Fragen: | Antwortbeispiele: |
Welche Experten ergänzen Ihre Leistungen sinnvoll? | Fachplaner, andere Architekten, Freie Mitarbeiter, Rechtsanwalt (Wirtschaft-, Baurecht), Steuerberater, Bankexperte, Unternehmensberater (Schwerpunkt BWL, Controlling, Prozesse, Coaching), IT-/Personalfachleute |
Kennen Sie solche Experten bereits? | Befreundete Büros, Steuerberater, mit dem Sie schon zusammenarbeiten, Ihr Rechtsanwalt, eine Unternehmensberatung, die bereits für Sie oder Kollegen tätig war, Berufskollegen, mit denen Sie bereits kooperieren |
Können die Experten Interesse an einer Kooperation haben? | Befreundete Büro ist ausgelastet, Ihre Leistungen ergänzen sich , Bankmitarbeiter ist bereits Mitglied in Wirtschaftsförderung, Kollegen wahrscheinlich |
Möchten Sie weitere Partner ansprechen? Welche? | Wettbewerber für Kooperationszwecke (z. B. Büro X und Y), Büros, mit denen Sie nicht in Wettbewerbs stehen, die Ihr Leistungsportfoilo aber optimal ergänzen und im Saldo auf ein neues Level heben; Büros mit Spezialknowhow (z. B. BIM) |
Welchen Vorteil haben Ihre Kunden (nicht die Partner)? | Leistungen aus einer Hand, Geringeres Mängelrisiko, günstigere Preise, weniger Koordinationsaufwand |
Wie profitieren Sie selbst von der Zusammenarbeit? | Neue Aufträge, Steigerung des Büro-Knowhow, Input für Veränderungen im Büro, Überblick über rechtliche Änderungen, |
Welchen konkreten Nutzen haben Ihre Partner? | Neue Aufträge, Wissenstransfer, neue Ideen, ebenfalls Erweiterung des Netzwerks |
Sind vertragliche Vereinbaungen erforderlich? | Formlose (ggf. schriftliche) Vereinbarung, dass bei Kundenanfragen zunächst die Netzwerkpartner empfohlen werden und niemand Kunden des anderen abwirbt; Rahmenvereinbarung über gemeninsamen Außen-Auftritt in bestimmten Fällen, ggf. Juristen fragen |
Wie wollen Sie die Kontakte halten und intensivieren? | 1. Quartal: wöchentlich ein Treffen, danach: Ein Treffen alle zwei Monate, jederzeit: fallbezogene Kontakte, „Bedienen“ von XING mit Blogs und Informationen im Abstand von ein bis zwei Tagen |
Netzwerken umsetzen und aktiv leben
Mit den konkreten Vorstellungen im Gepäck können Sie „Ihr“ Netzwerken jetzt beginnen.

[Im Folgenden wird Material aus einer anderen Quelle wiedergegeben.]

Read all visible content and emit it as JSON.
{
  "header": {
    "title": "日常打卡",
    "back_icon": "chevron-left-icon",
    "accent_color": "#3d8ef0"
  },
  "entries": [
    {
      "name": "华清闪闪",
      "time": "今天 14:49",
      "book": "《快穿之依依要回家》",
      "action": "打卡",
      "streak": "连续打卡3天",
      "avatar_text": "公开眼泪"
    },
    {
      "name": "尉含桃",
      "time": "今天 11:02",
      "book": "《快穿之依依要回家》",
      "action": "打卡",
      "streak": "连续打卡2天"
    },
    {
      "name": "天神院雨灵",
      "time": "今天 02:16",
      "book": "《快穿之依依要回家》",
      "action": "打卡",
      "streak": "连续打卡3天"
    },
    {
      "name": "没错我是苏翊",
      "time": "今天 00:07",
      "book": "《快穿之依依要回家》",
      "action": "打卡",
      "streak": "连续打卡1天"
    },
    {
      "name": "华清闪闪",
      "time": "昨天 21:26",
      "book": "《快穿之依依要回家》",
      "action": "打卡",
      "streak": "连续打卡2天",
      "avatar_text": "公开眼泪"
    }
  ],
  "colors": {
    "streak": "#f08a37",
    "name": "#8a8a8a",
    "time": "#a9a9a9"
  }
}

Arbeitskreis mit Berufskollegen
Nehmen Sie z. B. Kontakt mit Ihrem Berufsverband, Wirtschaftsförderung, Kammer oder ausgewählten Berufskollegen auf und fragen Sie nach möglichen Arbeitskreisen, der Häufigkeit und den Inhalten des Treffens. Je nach Zielen und Organisation eines Arbeitskreises steht lediglich der Informationsaustausch mit Gesprächen und der Wissensauffrischung im Fokus.
Häufig werden auch konkrete Fälle, Probleme bei der Auftragsbearbeitung sowie Lösungen hierzu besprochen, etwa Auswirkungen neuer gesetzlicher Regelungen auf die Angebotserstellung. In vielen Arbeitskreisen gibt es Vorträge zu Fach- und Sachthemen, von Mitgliedern oder Externen, die häufig einen anderen Blickwinkel haben und ein Problem von einer anderen Seite beleuchten als man das selbst tut.
PRAXISTIPP | PBP ist Mitiniator von drei Erfa-Kreisen „Planer am Bau“. Mailen Sie an pbp@iww.de, wenn Sie Interesse haben und mehr wissen wollen. |
Unternehmertreffen-/stammtisch
Wenn Sie an einem Unternehmertreffen teilnehmen möchten, gehen Sie im Kern vor wie beim Treffen mit Arbeitskollegen. Es gibt die traditionellen beruflichen Institutionen wie Kammern oder Verbände. Es gibt aber auch institutionalisierte Vereinigungen, in denen sich Unterenr jeder Couleute tummeln, z. B.
- das Business Network International (BNI), die Organisation für Geschäftsempfehlungen
- der Toast Master interessant
Kooperationsnetzwerke
Dieser Netzwerktyp ist sicher der mit den höchsten Ansprüchen und Zeitbedarf und sollte nur realisiert werden, wenn Sie einem Netzwerk als Partner beitreten. Nur mit viel Erfahrung im Netzwerken sollten Sie die Aufgabe übernehmen, es ggf. selbst leiten.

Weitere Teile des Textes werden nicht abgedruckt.